Toda la escena se desarrolló en silencio. Varias veces el inopinado vengador repitió el castigo y por fin el cochero puso las manos delante de su rostro en un gesto de rendimiento. Inmediatamente cesó el castigo. Juan, ¿quién otro, si no?, se acercó al caballo, le quitó la cabezada, el arnés y las riendas; desenredó uno de los tiros y al fin la bestia, libre de toda atadura, plantó las manos en el pavimento y, no sin esfuerzo, se irguió sobre sus cuatro miembros. Su propietario, apenas repuesto de la sorpresa, miraba, a distancia, sin entender. Los curiosos de dispersaron enseguida; pero los chicos permanecimos allí. Pude comprobar claramente que Juan sentía pena por el caballo y por su dueño. A este le apoyó su brazo sobre el hombro y lo llevó al almacén, a tomar una grapa, después de lo cual, se despidieron como dos amigos.

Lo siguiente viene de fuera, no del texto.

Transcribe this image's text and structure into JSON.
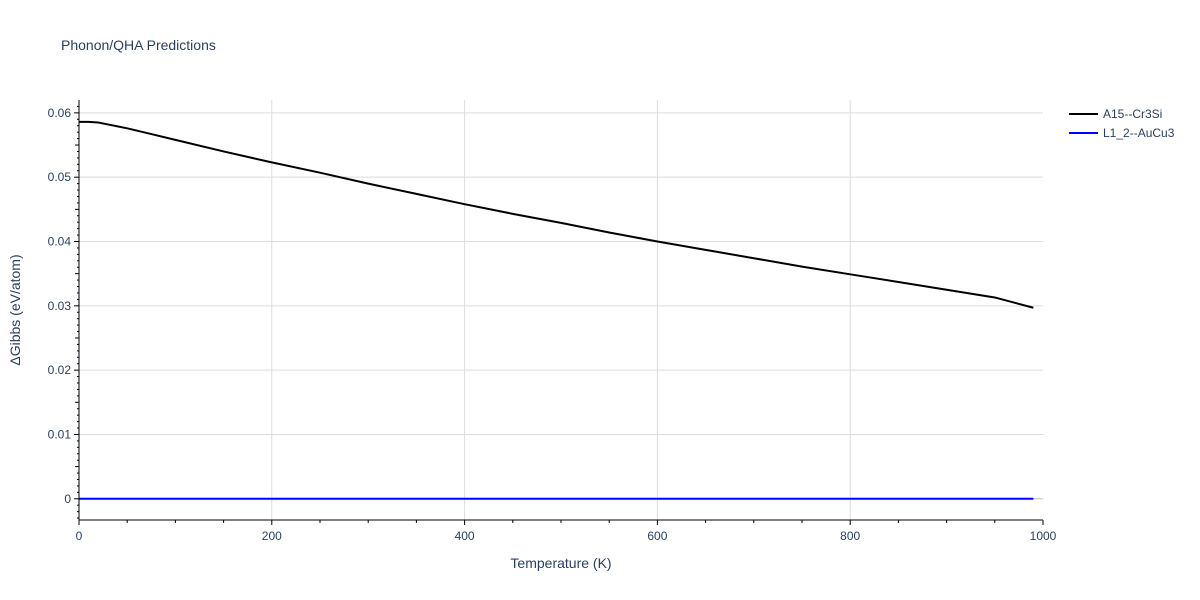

La casita de la calle Albarracín tenía una higuera sombría y una tapia celeste. Se me fue desdibujando de la memoria, impulsado por el vértigo de los tiempos que corren. Es casi imposible que el escenario, al desaparecer, no se lleve a todos o la gran mayoría de los actores. Los que quedan, cambian, porque el medio ambiente así se los impone.
No ocurrió esto con Juan que, jubilado y orillando los setenta, siguió fiel a su cariño por los caballos. Se conformó con atender a uno solo, para las cargas de una gran playa de maniobras donde acudía y encontraba pretexto para trabajar, animoso, todas las mañanas con su yegua tordilla.
En esta mitología de entrecasa, en que dioses y héroes vistieron pantalones de fantasía, lengue en el cuello y clavel en el ojal, el final de Juan estuvo a la altura de su propia leyenda: cayó una mañana a los pies de la yegua, con la cabeza de lado, entre los bazos delanteros. Cuando lo levantaron, comprobaron que el animal, sabedor de la muerte, que se había quedado inmóvil no menos de una hora, no había causado, en el rostro plácido de Juan, magullón alguno, ni el más mínimo rasguño.